Y ‘La Burreta’ volvió a las calles de Jaca en un Domingo de Ramos multitudinario

Y 'La Burreta' volvió a las calles de Jaca en un Domingo de Ramos multitudinario. (FOTO: Rebeca Ruiz)
Y ‘La Burreta’ volvió a las calles de Jaca en un Domingo de Ramos multitudinario. (FOTO: Rebeca Ruiz)

Era un momento muy deseado desde hace tres años en Jaca y, por fin, La Burreta volvía a las calles en un Domingo de Ramos multitudinario. Miles de personas, jacetanos y visitantes, arropaban el paso de una de las procesiones más entrañables de la Semana Santa jaquesa: la de La Entrada de Jesús en Jerusalén, protagonizada por la cofradía del mismo nombre, y vinculada a Escuelas Pías.

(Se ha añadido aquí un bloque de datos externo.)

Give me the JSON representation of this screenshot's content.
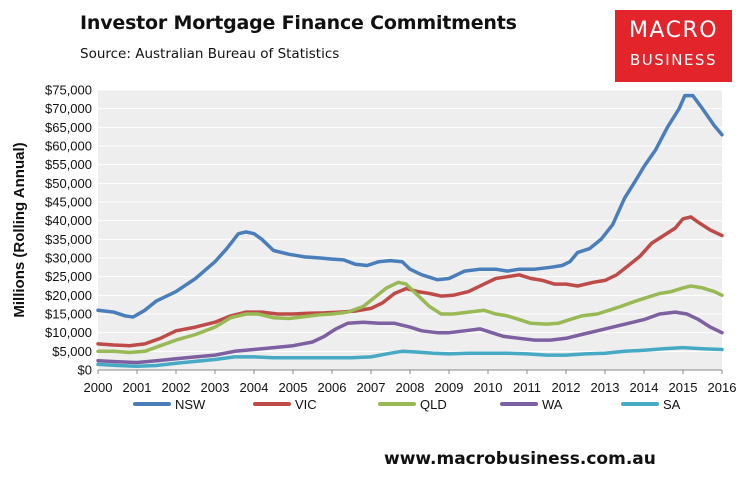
{
  "header": {
    "title": "Investor Mortgage Finance Commitments",
    "subtitle": "Source: Australian Bureau of Statistics"
  },
  "logo": {
    "line1": "MACRO",
    "line2": "BUSINESS"
  },
  "footer": {
    "url": "www.macrobusiness.com.au"
  },
  "colors": {
    "NSW": "#4a7ebb",
    "VIC": "#be4b48",
    "QLD": "#98b954",
    "WA": "#7d60a0",
    "SA": "#46aac5",
    "plot_bg": "#eeeeee",
    "logo_bg": "#e3242b"
  },
  "chart_data": {
    "type": "line",
    "title": "Investor Mortgage Finance Commitments",
    "subtitle": "Source: Australian Bureau of Statistics",
    "xlabel": "",
    "ylabel": "Millions (Rolling Annual)",
    "xlim": [
      2000,
      2016
    ],
    "ylim": [
      0,
      75000
    ],
    "x_ticks": [
      "2000",
      "2001",
      "2002",
      "2003",
      "2004",
      "2005",
      "2006",
      "2007",
      "2008",
      "2009",
      "2010",
      "2011",
      "2012",
      "2013",
      "2014",
      "2015",
      "2016"
    ],
    "y_ticks": [
      "$0",
      "$5,000",
      "$10,000",
      "$15,000",
      "$20,000",
      "$25,000",
      "$30,000",
      "$35,000",
      "$40,000",
      "$45,000",
      "$50,000",
      "$55,000",
      "$60,000",
      "$65,000",
      "$70,000",
      "$75,000"
    ],
    "y_tick_values": [
      0,
      5000,
      10000,
      15000,
      20000,
      25000,
      30000,
      35000,
      40000,
      45000,
      50000,
      55000,
      60000,
      65000,
      70000,
      75000
    ],
    "grid": "horizontal",
    "legend_position": "bottom",
    "series": [
      {
        "name": "NSW",
        "color": "#4a7ebb",
        "points": [
          [
            2000.0,
            16000
          ],
          [
            2000.4,
            15500
          ],
          [
            2000.7,
            14500
          ],
          [
            2000.9,
            14200
          ],
          [
            2001.2,
            16000
          ],
          [
            2001.5,
            18500
          ],
          [
            2002.0,
            21000
          ],
          [
            2002.5,
            24500
          ],
          [
            2003.0,
            29000
          ],
          [
            2003.3,
            32500
          ],
          [
            2003.6,
            36500
          ],
          [
            2003.8,
            37000
          ],
          [
            2004.0,
            36500
          ],
          [
            2004.2,
            35000
          ],
          [
            2004.5,
            32000
          ],
          [
            2004.9,
            31000
          ],
          [
            2005.3,
            30300
          ],
          [
            2005.7,
            30000
          ],
          [
            2006.0,
            29700
          ],
          [
            2006.3,
            29500
          ],
          [
            2006.6,
            28300
          ],
          [
            2006.9,
            28000
          ],
          [
            2007.2,
            29000
          ],
          [
            2007.5,
            29300
          ],
          [
            2007.8,
            29000
          ],
          [
            2008.0,
            27000
          ],
          [
            2008.3,
            25500
          ],
          [
            2008.7,
            24200
          ],
          [
            2009.0,
            24500
          ],
          [
            2009.4,
            26500
          ],
          [
            2009.8,
            27000
          ],
          [
            2010.2,
            27000
          ],
          [
            2010.5,
            26500
          ],
          [
            2010.8,
            27000
          ],
          [
            2011.2,
            27000
          ],
          [
            2011.6,
            27500
          ],
          [
            2011.9,
            28000
          ],
          [
            2012.1,
            29000
          ],
          [
            2012.3,
            31500
          ],
          [
            2012.6,
            32500
          ],
          [
            2012.9,
            35000
          ],
          [
            2013.2,
            39000
          ],
          [
            2013.5,
            46000
          ],
          [
            2013.8,
            51000
          ],
          [
            2014.0,
            54500
          ],
          [
            2014.3,
            59000
          ],
          [
            2014.6,
            65000
          ],
          [
            2014.9,
            70000
          ],
          [
            2015.05,
            73500
          ],
          [
            2015.25,
            73500
          ],
          [
            2015.5,
            70000
          ],
          [
            2015.8,
            65500
          ],
          [
            2016.0,
            63000
          ]
        ]
      },
      {
        "name": "VIC",
        "color": "#be4b48",
        "points": [
          [
            2000.0,
            7000
          ],
          [
            2000.4,
            6700
          ],
          [
            2000.8,
            6500
          ],
          [
            2001.2,
            7000
          ],
          [
            2001.6,
            8500
          ],
          [
            2002.0,
            10500
          ],
          [
            2002.5,
            11500
          ],
          [
            2003.0,
            12800
          ],
          [
            2003.4,
            14500
          ],
          [
            2003.8,
            15500
          ],
          [
            2004.2,
            15500
          ],
          [
            2004.6,
            15000
          ],
          [
            2005.0,
            15000
          ],
          [
            2005.4,
            15200
          ],
          [
            2005.8,
            15300
          ],
          [
            2006.2,
            15500
          ],
          [
            2006.6,
            15800
          ],
          [
            2007.0,
            16500
          ],
          [
            2007.3,
            18000
          ],
          [
            2007.6,
            20500
          ],
          [
            2007.9,
            21800
          ],
          [
            2008.2,
            21000
          ],
          [
            2008.5,
            20500
          ],
          [
            2008.8,
            19800
          ],
          [
            2009.1,
            20000
          ],
          [
            2009.5,
            21000
          ],
          [
            2009.9,
            23000
          ],
          [
            2010.2,
            24500
          ],
          [
            2010.5,
            25000
          ],
          [
            2010.8,
            25500
          ],
          [
            2011.1,
            24500
          ],
          [
            2011.4,
            24000
          ],
          [
            2011.7,
            23000
          ],
          [
            2012.0,
            23000
          ],
          [
            2012.3,
            22500
          ],
          [
            2012.7,
            23500
          ],
          [
            2013.0,
            24000
          ],
          [
            2013.3,
            25500
          ],
          [
            2013.6,
            28000
          ],
          [
            2013.9,
            30500
          ],
          [
            2014.2,
            34000
          ],
          [
            2014.5,
            36000
          ],
          [
            2014.8,
            38000
          ],
          [
            2015.0,
            40500
          ],
          [
            2015.2,
            41000
          ],
          [
            2015.4,
            39500
          ],
          [
            2015.7,
            37500
          ],
          [
            2016.0,
            36000
          ]
        ]
      },
      {
        "name": "QLD",
        "color": "#98b954",
        "points": [
          [
            2000.0,
            5000
          ],
          [
            2000.4,
            5000
          ],
          [
            2000.8,
            4700
          ],
          [
            2001.2,
            5000
          ],
          [
            2001.6,
            6500
          ],
          [
            2002.0,
            8000
          ],
          [
            2002.5,
            9500
          ],
          [
            2003.0,
            11500
          ],
          [
            2003.4,
            14000
          ],
          [
            2003.8,
            15000
          ],
          [
            2004.1,
            15000
          ],
          [
            2004.5,
            14000
          ],
          [
            2004.9,
            13800
          ],
          [
            2005.3,
            14300
          ],
          [
            2005.7,
            14800
          ],
          [
            2006.0,
            15000
          ],
          [
            2006.4,
            15500
          ],
          [
            2006.8,
            17000
          ],
          [
            2007.1,
            19500
          ],
          [
            2007.4,
            22000
          ],
          [
            2007.7,
            23500
          ],
          [
            2007.9,
            23000
          ],
          [
            2008.2,
            20000
          ],
          [
            2008.5,
            17000
          ],
          [
            2008.8,
            15000
          ],
          [
            2009.1,
            15000
          ],
          [
            2009.5,
            15500
          ],
          [
            2009.9,
            16000
          ],
          [
            2010.2,
            15000
          ],
          [
            2010.5,
            14500
          ],
          [
            2010.8,
            13500
          ],
          [
            2011.1,
            12500
          ],
          [
            2011.5,
            12300
          ],
          [
            2011.8,
            12500
          ],
          [
            2012.1,
            13500
          ],
          [
            2012.4,
            14500
          ],
          [
            2012.8,
            15000
          ],
          [
            2013.1,
            16000
          ],
          [
            2013.4,
            17000
          ],
          [
            2013.8,
            18500
          ],
          [
            2014.1,
            19500
          ],
          [
            2014.4,
            20500
          ],
          [
            2014.7,
            21000
          ],
          [
            2015.0,
            22000
          ],
          [
            2015.2,
            22500
          ],
          [
            2015.5,
            22000
          ],
          [
            2015.8,
            21000
          ],
          [
            2016.0,
            20000
          ]
        ]
      },
      {
        "name": "WA",
        "color": "#7d60a0",
        "points": [
          [
            2000.0,
            2500
          ],
          [
            2000.5,
            2200
          ],
          [
            2001.0,
            2000
          ],
          [
            2001.5,
            2500
          ],
          [
            2002.0,
            3000
          ],
          [
            2002.5,
            3500
          ],
          [
            2003.0,
            4000
          ],
          [
            2003.5,
            5000
          ],
          [
            2004.0,
            5500
          ],
          [
            2004.5,
            6000
          ],
          [
            2005.0,
            6500
          ],
          [
            2005.5,
            7500
          ],
          [
            2005.8,
            9000
          ],
          [
            2006.1,
            11000
          ],
          [
            2006.4,
            12500
          ],
          [
            2006.8,
            12800
          ],
          [
            2007.2,
            12500
          ],
          [
            2007.6,
            12500
          ],
          [
            2008.0,
            11500
          ],
          [
            2008.3,
            10500
          ],
          [
            2008.7,
            10000
          ],
          [
            2009.0,
            10000
          ],
          [
            2009.4,
            10500
          ],
          [
            2009.8,
            11000
          ],
          [
            2010.1,
            10000
          ],
          [
            2010.4,
            9000
          ],
          [
            2010.8,
            8500
          ],
          [
            2011.2,
            8000
          ],
          [
            2011.6,
            8000
          ],
          [
            2012.0,
            8500
          ],
          [
            2012.4,
            9500
          ],
          [
            2012.8,
            10500
          ],
          [
            2013.2,
            11500
          ],
          [
            2013.6,
            12500
          ],
          [
            2014.0,
            13500
          ],
          [
            2014.4,
            15000
          ],
          [
            2014.8,
            15500
          ],
          [
            2015.1,
            15000
          ],
          [
            2015.4,
            13500
          ],
          [
            2015.7,
            11500
          ],
          [
            2016.0,
            10000
          ]
        ]
      },
      {
        "name": "SA",
        "color": "#46aac5",
        "points": [
          [
            2000.0,
            1500
          ],
          [
            2000.5,
            1200
          ],
          [
            2001.0,
            1000
          ],
          [
            2001.5,
            1200
          ],
          [
            2002.0,
            1800
          ],
          [
            2002.5,
            2300
          ],
          [
            2003.0,
            2800
          ],
          [
            2003.5,
            3500
          ],
          [
            2004.0,
            3500
          ],
          [
            2004.5,
            3300
          ],
          [
            2005.0,
            3300
          ],
          [
            2005.5,
            3300
          ],
          [
            2006.0,
            3300
          ],
          [
            2006.5,
            3300
          ],
          [
            2007.0,
            3500
          ],
          [
            2007.5,
            4500
          ],
          [
            2007.8,
            5000
          ],
          [
            2008.2,
            4800
          ],
          [
            2008.6,
            4500
          ],
          [
            2009.0,
            4300
          ],
          [
            2009.5,
            4500
          ],
          [
            2010.0,
            4500
          ],
          [
            2010.5,
            4500
          ],
          [
            2011.0,
            4300
          ],
          [
            2011.5,
            4000
          ],
          [
            2012.0,
            4000
          ],
          [
            2012.5,
            4300
          ],
          [
            2013.0,
            4500
          ],
          [
            2013.5,
            5000
          ],
          [
            2014.0,
            5300
          ],
          [
            2014.5,
            5700
          ],
          [
            2015.0,
            6000
          ],
          [
            2015.5,
            5700
          ],
          [
            2016.0,
            5500
          ]
        ]
      }
    ]
  }
}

Desde el Domingo de Ramos de 2019

Ha habido que esperar desde 2019 para poder volver a ver el paso recorriendo con solemnidad, entre las palmas y el sonido de los tambores, las calles de Jaca. Pero ha merecido la pena. Abrazos, reencuentros, y muchas sonrisas se podían percibir debajo de las mascarillas. También numerosos cofrades nuevos: los pequeños que han nacido o han empezado a caminar en este tiempo. Y varias generaciones juntas en torno a la imagen de Jesús, que han llenado todos los rincones de la ciudad de azul y blanco, sus colores característicos. Por fin, La Burreta volvía a perderse por el casco histórico la ciudad en una de las procesiones más emotivas de las últimas décadas.

Entre los miembros de la Cofradía de la Entrada de Jesús en Jerusalén, alegría contenida y gestos de cariño y complicidad mientras esperaban, impacientes, el comienzo de la procesión. Un momento muy anhelado también en la ciudad y entre los miles de visitantes que descansan estos días en el Pirineo, como lo demuestra la cantidad de espectadores que han contemplado el desfile a lo largo de todo el recorrido.

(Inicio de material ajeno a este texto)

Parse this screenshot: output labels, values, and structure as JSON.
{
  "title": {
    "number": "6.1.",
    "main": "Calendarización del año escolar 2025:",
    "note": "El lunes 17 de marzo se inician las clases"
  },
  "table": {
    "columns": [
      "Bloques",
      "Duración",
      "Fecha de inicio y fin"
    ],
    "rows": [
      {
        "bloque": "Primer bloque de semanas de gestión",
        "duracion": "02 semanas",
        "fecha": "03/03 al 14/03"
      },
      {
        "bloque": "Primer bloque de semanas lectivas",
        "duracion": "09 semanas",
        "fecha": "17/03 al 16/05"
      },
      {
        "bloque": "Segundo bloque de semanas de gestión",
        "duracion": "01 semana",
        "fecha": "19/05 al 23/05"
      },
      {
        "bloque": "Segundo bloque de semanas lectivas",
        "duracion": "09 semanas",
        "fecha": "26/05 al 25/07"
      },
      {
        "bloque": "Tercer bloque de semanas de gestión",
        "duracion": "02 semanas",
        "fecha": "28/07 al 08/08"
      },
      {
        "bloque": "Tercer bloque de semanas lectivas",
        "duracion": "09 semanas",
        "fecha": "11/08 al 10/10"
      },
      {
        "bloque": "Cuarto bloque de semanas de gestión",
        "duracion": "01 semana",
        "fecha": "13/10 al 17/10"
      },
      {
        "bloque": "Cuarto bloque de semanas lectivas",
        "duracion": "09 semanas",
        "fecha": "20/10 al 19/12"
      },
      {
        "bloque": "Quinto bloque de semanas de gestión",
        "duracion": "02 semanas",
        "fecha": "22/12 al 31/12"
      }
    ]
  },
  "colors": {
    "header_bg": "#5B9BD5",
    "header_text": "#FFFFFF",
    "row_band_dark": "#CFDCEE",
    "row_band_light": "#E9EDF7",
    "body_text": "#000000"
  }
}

Tres años para que La Burreta pudiera volver a las calles

Han tenido que pasar tres años para que La Burreta pudiera volver a recorrer las calles de Jaca. Y, entre la emoción de los cofrades más veteranos y los nervios de los más pequeños -sobre todo entre los que desfilaban por primera vez-, Jaca recuperaba su Domingo de Ramos con la misma ilusión que lo hacía cada Semana Santa hasta la llegada de la pandemia.

Primero ha sido la bendición de los ramos por parte del obispo de Jaca, Julián Ruiz, en una Plaza de Biscós abarrotada de público. Después, la procesión. Y más tarde, la misa y la exaltación de la banda de tambores y bombos de la cofradía en la Calle Mayor.

La Burreta, la primera de las procesiones postCOVID

La de La Burreta era la primera de las procesiones postCOVID y la que tradicionalmente marca el comienzo del calendario de desfiles de la Pasión jacetana (Fiesta de Interés Turístico Regional desde 2011).

La procesión ha estado presidida por el alcalde, Juan Manuel Ramón, y otras autoridades, como manda el protocolo. Arrancaba en la Plaza de Biscós y llegaba hasta la Plaza de San Pedro. Esta vez, con un sentimiento mucho más profundo, si cabe, entre las filas de los cofrades. En la puerta de la Catedral, La Burreta era recibida a ritmo de jota por los miembros del Grupo Uruel y los tambores de la cofradía. Y, de nuevo, el sonido del Domingo de Ramos ha retumbando en la Calle Mayor.

Como siempre. Como si no hubieran pasado tres años.